We are pleased to report that considerable progress has been made, if along lines slightly different from the ones originally outlined in the proposal. Task 1 was completed early in the project and it was shown that this algorithm coped well with monophonic signals. However, the methods suggested in the proposal to extend this method to handle polyphony proved impractical. We were thus forced to return to more fundamental studies of pitch detection algorithms. Substantial theoretical and experimental investigations were carried out into existing algorithms and novel algorithms were developed and implemented that are capable of detecting notes in polyphonic music and which, we believe, represent significant advances over the current state-of-the-art in many aspects. Thus task 3, which was the most difficult fundamental part of the project, was successfully completed.

A two-step approach was adopted which divides the task of note recognition into two subtasks: (A) short-time spectral estimation of the musical signal, resulting in a time-frequency spectrum, and (B) note extraction based on the resulting spectra. Novel approaches have been developed for both the spectral analysis as well as the pattern recognition part of the note identification problem; for the former, the main novelty lies in the use of auto-regressive as opposed to conventional Fourier spectral estimators, for the latter in a combination of data classification methods and a topological approach to note identification which emphasises connectivity patterns in both time and pitch.
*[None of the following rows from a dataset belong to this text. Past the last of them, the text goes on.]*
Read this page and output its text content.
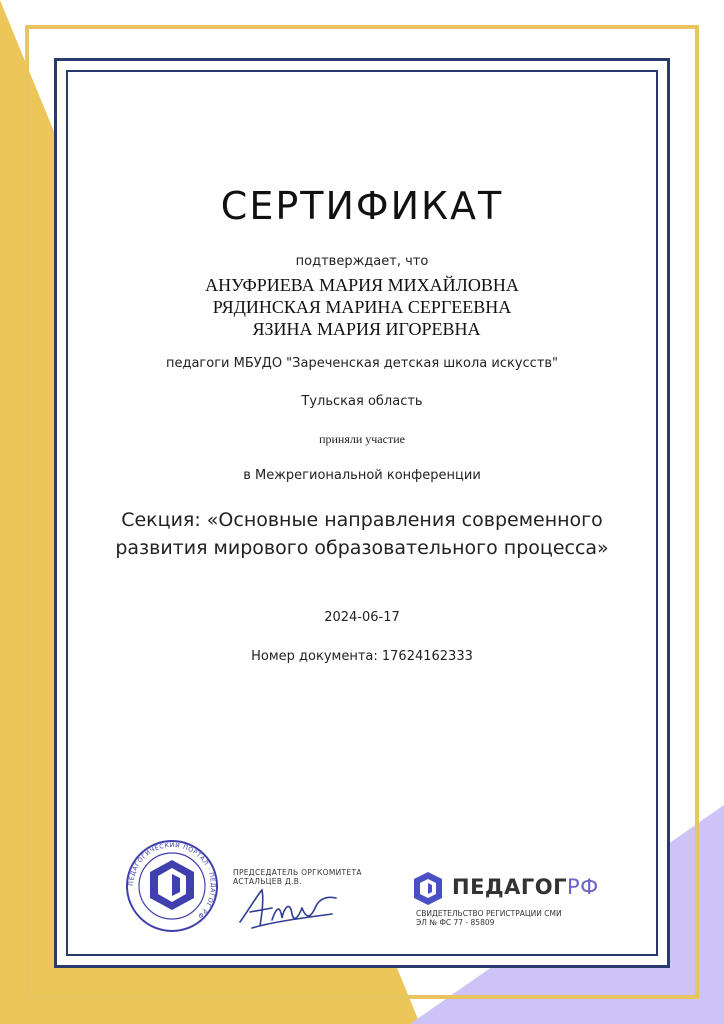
СЕРТИФИКАТ
подтверждает, что
АНУФРИЕВА МАРИЯ МИХАЙЛОВНА
РЯДИНСКАЯ МАРИНА СЕРГЕЕВНА
ЯЗИНА МАРИЯ ИГОРЕВНА
педагоги МБУДО "Зареченская детская школа искусств"
Тульская область
приняли участие
в Межрегиональной конференции
Секция: «Основные направления современного
развития мирового образовательного процесса»
2024-06-17
Номер документа: 17624162333
ПЕДАГОГИЧЕСКИЙ ПОРТАЛ · ПЕДАГОГ РФ
ПРЕДСЕДАТЕЛЬ ОРГКОМИТЕТА
АСТАЛЬЦЕВ Д.В.	ПЕДАГОГРФ
СВИДЕТЕЛЬСТВО РЕГИСТРАЦИИ СМИ
ЭЛ № ФС 77 - 85809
The resulting algorithms were coded in Mathematica and successfully tested with digitised recordings of both mono- and polyphonic piano music with up to 3 tones occurring simultaneously. At the time of writing one paper has been published [1], a second one is in preparation which will contain the major part of our results [2], and more technical issues are contained in an as yet unpublished report [3].

References:

[1] T von Schroeter (1998): Frequency Warping with Arbitrary Allpass Maps. IEEE Signal Processing Letters, 6, pp 116-118
[2] T von Schroeter and J Darlington (in preparation): Connectivity in auto-regressive spectra of polyphonic piano music - a topological approach to automated transcription.
[3] T von Schroeter: Auto-regressive spectral line analysis of piano tones, Technical report.